7. AI’s Real World Effects: Power, Drugs, and Radioactive Shrimp
[105:01–129:15]
- Power Consumption: Data centers' electricity use is surging (4% to projected 12% of US grid by 2028), possibly contributing to increases in consumer power bills.
- AI in Pharma: Major deals (e.g., Eli Lilly’s $1.3B partnership with Superluminal) reflect sky-high hopes (and bets) that AI will yield new blockbuster drugs (esp. for obesity).
- Radioactive Shrimp Recall! [126:17]: Bizarrely, the FDA recalled Walmart-branded shrimp after detecting radioactive cesium-137—Paris Martineau, on the food safety beat, vows to get to the bottom of the case.
Notable Moment
"If you have this shrimp… Walmart did receive shrimp from the same supplier that brought this radioactive shrimp from Indonesia. Throw it away. They don't want the radioactive shrimp back!"
– Paris Martineau [128:23]
8. Social & Linguistic Shifts: New Words for a Weird World
[139:01–143:41]
- New Dictionary Additions: “Skibidi,” “delulu”, “tradwife,” and more pop culture or Gen Z slang hits Cambridge/Merriam Webster—prompting bemusement from the hosts.
- Digital Journaling & AI Memory: Philosophizing about journaling, creating legacies in a digital/AI world—Jeff shares the story of someone building a digital “dad brain” for posterity using AI.

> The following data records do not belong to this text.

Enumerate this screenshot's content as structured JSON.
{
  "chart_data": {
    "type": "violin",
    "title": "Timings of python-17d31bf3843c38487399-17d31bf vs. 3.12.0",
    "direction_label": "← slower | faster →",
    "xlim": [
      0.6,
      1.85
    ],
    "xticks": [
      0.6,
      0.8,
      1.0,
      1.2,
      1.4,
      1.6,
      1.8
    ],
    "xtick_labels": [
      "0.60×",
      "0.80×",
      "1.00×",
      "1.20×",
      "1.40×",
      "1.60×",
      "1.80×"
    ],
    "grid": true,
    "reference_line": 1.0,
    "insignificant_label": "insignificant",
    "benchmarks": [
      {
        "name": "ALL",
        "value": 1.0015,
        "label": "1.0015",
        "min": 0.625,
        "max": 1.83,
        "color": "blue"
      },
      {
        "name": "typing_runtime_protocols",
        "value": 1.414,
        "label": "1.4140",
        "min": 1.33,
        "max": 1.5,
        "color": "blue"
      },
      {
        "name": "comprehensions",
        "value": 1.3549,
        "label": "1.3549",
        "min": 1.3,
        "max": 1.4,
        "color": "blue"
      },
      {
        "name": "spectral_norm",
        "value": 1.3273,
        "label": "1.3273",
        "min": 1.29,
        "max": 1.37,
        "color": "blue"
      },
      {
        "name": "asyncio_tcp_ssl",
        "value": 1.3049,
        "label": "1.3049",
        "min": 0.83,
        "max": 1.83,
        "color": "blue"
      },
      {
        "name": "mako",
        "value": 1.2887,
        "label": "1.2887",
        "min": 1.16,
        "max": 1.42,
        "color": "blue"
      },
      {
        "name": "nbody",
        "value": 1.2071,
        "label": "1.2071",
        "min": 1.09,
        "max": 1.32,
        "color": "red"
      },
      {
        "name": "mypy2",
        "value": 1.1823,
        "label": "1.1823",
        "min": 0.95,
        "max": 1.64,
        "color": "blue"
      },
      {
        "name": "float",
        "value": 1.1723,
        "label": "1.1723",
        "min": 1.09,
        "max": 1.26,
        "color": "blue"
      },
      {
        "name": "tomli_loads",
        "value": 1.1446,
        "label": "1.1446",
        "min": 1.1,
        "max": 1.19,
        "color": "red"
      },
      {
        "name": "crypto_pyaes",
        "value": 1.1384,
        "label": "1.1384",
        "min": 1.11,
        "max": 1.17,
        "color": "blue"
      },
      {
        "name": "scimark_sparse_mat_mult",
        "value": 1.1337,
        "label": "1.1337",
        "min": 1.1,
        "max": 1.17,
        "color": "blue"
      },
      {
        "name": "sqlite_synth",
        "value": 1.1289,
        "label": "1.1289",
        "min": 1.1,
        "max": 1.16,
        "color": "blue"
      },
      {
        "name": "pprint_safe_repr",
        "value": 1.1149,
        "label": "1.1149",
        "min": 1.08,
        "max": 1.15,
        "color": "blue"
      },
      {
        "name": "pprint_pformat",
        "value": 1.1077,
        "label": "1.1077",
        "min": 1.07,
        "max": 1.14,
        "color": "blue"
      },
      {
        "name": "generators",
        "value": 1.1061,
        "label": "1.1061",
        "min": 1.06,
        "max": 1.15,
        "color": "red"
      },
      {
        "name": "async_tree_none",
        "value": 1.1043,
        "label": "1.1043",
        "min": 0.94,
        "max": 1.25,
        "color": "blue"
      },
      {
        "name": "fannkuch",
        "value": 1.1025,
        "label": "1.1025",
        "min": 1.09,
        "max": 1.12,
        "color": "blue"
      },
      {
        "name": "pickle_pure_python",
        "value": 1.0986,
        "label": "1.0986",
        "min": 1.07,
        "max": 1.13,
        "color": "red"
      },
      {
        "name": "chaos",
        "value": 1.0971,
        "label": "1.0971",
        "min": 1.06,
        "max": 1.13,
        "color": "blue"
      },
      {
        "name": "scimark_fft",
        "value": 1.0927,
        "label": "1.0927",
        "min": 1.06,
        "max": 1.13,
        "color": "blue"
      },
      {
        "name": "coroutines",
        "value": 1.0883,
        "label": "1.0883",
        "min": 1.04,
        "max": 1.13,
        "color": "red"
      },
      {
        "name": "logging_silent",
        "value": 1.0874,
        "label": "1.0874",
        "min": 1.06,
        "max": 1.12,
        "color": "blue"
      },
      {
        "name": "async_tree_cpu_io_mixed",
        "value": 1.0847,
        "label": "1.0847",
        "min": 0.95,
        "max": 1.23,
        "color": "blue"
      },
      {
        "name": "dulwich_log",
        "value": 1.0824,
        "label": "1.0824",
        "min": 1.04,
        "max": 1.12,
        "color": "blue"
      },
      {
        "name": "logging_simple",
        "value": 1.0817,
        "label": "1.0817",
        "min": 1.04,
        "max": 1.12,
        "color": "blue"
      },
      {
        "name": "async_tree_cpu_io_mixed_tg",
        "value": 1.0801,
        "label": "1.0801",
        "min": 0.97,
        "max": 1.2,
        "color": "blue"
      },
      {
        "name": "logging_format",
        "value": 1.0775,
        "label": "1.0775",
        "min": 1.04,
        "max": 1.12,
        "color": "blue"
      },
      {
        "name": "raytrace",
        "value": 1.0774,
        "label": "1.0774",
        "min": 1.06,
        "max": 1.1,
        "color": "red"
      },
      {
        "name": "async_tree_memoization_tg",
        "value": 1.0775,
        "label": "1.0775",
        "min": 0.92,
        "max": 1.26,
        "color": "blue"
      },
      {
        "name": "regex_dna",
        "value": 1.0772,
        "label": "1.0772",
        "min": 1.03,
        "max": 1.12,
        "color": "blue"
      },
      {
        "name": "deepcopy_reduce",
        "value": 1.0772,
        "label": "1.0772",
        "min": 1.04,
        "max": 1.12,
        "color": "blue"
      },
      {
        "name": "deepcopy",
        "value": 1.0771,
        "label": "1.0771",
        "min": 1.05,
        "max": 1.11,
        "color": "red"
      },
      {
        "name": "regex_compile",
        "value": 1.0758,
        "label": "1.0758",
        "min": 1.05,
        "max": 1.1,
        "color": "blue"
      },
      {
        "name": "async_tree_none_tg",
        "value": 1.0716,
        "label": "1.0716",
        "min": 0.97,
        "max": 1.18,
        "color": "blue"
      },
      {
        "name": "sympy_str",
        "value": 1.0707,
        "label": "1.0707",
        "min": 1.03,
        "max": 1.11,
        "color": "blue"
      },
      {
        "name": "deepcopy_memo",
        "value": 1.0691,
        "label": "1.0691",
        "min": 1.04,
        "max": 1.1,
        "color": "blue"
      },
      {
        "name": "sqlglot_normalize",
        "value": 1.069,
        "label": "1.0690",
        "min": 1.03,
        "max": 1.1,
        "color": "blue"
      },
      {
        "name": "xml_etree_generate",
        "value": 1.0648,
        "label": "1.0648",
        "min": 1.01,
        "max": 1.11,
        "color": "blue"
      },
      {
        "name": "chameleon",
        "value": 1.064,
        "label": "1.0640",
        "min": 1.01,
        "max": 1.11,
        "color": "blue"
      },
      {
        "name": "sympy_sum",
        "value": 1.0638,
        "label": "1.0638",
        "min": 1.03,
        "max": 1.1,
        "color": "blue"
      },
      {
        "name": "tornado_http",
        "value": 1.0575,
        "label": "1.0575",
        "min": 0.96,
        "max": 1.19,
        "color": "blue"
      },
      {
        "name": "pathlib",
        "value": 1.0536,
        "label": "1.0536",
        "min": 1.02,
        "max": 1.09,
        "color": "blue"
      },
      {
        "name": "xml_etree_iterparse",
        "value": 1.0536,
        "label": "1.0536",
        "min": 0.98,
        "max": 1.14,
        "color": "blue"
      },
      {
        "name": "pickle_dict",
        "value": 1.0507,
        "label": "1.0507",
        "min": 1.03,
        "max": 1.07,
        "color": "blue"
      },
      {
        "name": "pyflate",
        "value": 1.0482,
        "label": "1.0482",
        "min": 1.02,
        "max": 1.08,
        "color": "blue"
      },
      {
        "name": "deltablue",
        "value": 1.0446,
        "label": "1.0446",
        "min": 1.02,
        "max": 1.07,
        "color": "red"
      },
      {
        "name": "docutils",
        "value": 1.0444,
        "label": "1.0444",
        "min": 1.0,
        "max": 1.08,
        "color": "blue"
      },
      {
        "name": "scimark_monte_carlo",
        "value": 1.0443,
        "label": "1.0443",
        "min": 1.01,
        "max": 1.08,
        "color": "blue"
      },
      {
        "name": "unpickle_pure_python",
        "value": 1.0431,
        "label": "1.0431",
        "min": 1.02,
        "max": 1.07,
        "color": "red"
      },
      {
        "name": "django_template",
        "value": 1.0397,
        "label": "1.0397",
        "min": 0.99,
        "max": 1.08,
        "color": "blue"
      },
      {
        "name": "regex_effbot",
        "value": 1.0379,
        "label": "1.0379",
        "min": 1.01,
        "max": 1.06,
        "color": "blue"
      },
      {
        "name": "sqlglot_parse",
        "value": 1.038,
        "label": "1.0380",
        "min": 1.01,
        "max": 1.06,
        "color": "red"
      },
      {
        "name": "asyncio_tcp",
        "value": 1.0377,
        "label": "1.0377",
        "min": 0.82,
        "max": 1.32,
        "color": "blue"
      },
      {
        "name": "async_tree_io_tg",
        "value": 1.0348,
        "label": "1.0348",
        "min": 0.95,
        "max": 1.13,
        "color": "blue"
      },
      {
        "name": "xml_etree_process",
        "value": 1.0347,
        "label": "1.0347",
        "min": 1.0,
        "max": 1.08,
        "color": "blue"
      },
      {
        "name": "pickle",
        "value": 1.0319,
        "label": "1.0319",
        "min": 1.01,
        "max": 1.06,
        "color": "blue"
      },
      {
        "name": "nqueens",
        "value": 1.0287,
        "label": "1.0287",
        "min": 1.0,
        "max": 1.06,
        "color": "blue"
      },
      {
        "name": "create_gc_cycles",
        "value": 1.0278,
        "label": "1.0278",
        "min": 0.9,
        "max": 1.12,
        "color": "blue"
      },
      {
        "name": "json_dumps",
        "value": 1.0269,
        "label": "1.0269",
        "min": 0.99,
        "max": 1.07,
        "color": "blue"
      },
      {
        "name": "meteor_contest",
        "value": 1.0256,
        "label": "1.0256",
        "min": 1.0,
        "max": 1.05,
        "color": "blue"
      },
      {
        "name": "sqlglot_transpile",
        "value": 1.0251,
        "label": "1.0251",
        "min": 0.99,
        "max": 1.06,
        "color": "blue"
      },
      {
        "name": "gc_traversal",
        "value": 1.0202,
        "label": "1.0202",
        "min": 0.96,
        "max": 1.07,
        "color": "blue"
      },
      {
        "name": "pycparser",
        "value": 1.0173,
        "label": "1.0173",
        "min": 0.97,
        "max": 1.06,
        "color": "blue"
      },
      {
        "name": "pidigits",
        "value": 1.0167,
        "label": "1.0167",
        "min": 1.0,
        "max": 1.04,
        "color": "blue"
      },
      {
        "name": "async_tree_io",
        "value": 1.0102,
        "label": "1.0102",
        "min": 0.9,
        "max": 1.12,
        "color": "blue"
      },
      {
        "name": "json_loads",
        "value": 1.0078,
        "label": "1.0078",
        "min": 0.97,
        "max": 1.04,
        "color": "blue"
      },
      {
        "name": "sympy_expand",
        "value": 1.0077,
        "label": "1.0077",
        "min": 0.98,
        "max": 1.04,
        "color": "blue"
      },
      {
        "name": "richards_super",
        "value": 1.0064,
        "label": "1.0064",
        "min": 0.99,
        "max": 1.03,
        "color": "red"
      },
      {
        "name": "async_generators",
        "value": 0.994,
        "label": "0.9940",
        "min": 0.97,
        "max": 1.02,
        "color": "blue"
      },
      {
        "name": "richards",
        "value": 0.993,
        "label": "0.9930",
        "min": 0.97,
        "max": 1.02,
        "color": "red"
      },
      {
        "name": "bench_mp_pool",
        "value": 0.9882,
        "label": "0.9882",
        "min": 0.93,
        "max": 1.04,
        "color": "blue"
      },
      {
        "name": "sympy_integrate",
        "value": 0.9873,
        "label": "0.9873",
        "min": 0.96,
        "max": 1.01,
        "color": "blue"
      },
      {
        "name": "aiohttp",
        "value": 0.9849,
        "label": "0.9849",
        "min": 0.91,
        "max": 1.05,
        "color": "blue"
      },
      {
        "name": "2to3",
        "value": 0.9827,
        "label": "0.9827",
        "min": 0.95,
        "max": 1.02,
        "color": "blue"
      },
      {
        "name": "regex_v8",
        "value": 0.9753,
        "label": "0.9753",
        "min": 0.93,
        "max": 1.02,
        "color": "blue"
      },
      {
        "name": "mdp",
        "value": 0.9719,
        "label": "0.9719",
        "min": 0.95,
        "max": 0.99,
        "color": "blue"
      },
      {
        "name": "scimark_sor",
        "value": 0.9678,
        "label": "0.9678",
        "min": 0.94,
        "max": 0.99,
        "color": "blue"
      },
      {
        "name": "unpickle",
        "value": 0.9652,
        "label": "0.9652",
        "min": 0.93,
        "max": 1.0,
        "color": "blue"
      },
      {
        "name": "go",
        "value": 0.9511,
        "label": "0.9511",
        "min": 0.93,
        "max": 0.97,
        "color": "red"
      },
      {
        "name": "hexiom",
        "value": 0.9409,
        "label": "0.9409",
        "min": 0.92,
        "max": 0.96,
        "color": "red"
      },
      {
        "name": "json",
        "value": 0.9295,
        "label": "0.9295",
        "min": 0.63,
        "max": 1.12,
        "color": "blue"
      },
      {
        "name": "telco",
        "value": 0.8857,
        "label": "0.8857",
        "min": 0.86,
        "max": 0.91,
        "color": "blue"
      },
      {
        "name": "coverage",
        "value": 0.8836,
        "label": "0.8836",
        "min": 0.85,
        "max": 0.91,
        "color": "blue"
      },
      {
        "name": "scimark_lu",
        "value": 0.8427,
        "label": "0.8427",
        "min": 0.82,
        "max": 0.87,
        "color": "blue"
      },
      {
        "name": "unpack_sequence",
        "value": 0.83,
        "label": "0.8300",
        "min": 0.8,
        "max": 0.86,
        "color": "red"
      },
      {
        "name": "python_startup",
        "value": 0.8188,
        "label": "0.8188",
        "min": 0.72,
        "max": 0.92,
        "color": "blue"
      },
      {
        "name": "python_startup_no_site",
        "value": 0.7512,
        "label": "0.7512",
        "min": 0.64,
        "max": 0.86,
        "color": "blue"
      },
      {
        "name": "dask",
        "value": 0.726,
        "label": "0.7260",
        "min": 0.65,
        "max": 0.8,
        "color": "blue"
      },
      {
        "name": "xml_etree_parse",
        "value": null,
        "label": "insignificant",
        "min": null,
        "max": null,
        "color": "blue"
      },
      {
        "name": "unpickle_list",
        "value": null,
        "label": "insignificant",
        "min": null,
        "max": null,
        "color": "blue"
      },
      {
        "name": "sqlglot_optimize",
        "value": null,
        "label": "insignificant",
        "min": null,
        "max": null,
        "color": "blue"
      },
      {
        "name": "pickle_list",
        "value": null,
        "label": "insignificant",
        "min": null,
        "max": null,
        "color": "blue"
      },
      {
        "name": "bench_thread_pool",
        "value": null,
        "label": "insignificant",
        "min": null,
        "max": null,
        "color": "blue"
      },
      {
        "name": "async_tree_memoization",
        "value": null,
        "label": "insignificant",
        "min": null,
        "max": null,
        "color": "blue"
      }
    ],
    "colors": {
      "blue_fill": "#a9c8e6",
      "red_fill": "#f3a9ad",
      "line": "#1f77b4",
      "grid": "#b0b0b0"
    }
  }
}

9. Notable Quotes & Memorable Moments
On AI’s Unavoidable Role
"Robots are people too… it's inevitable you'll buy a robot, it'll carry your groceries, and it's absurd to think it won't be allowed to train on what it sees or hears in real time."
– Rich Skrenta [18:15]
On Content Opt-Outs
"If you opt yourself out of this data set because you're mad at a big company, you're denying it to like thousands of other efforts that don't have that resource… there's a lot of collateral damage."
– Rich Skrenta [24:41]
On Ethically Sourcing & Annotating Data
"I get letters about song lyrics...from music publishers. I'm not going to write a song lyric detector… Instead, let's label stuff [with annotations] and you can decide what to filter."
– Rich Skrenta [40:19]
On AI Model Alignment and Hallucination
"What you want after pre-training is to get rid of the misaligned persona... Giving it insecure code or incorrect medical advice can amplify the misaligned persona. But they're all in there."
– Leo Laporte [103:40]
Timestamps for Key Segments
- Common Crawl: Mission & Use Cases: [02:10–16:43]
- Publishing, Opt-Outs, & Dataset Bias: [12:03–16:33], [29:49–31:34]
- News: Google Event Recap & Critique: [57:14–83:39]
- Deepfakes & AI Alignment Issues: [117:06–120:18]
- Power & Pharma: AI in the Grid & Drug Discovery: [105:01–129:15]
- Radioactive Shrimp Recall (Must-Listen!): [126:15–129:15]
- AI Slop, Clankers, & Tech Slang: [133:03–136:55]
- Journaling, Digital Legacy, AI ‘Dad Brains’: [144:36–147:53]
Tone and Style
Conversational, skeptical but enthusiastic, often irreverent (lots of tech in-jokes), with a mix of expert insight and first-person anecdotes. Jeff Jarvis and Leo Laporte provide historical perspective and wry commentary, while Paris Martineau brings critical reporting and generational perspective.
Summary Takeaway
This episode underscores the disruptive tension at the heart of AI’s web-fueled future: Will open data survive the corporations and copyright-holders trying to lock it away? Can society craft fair rules for attribution, compensation, and ethical use before the AIs eat their own (and everyone else's) digital lunch? And in a world with AI-generated slop and radioactive shrimp, is anyone really minding the store (or the S3 bucket)?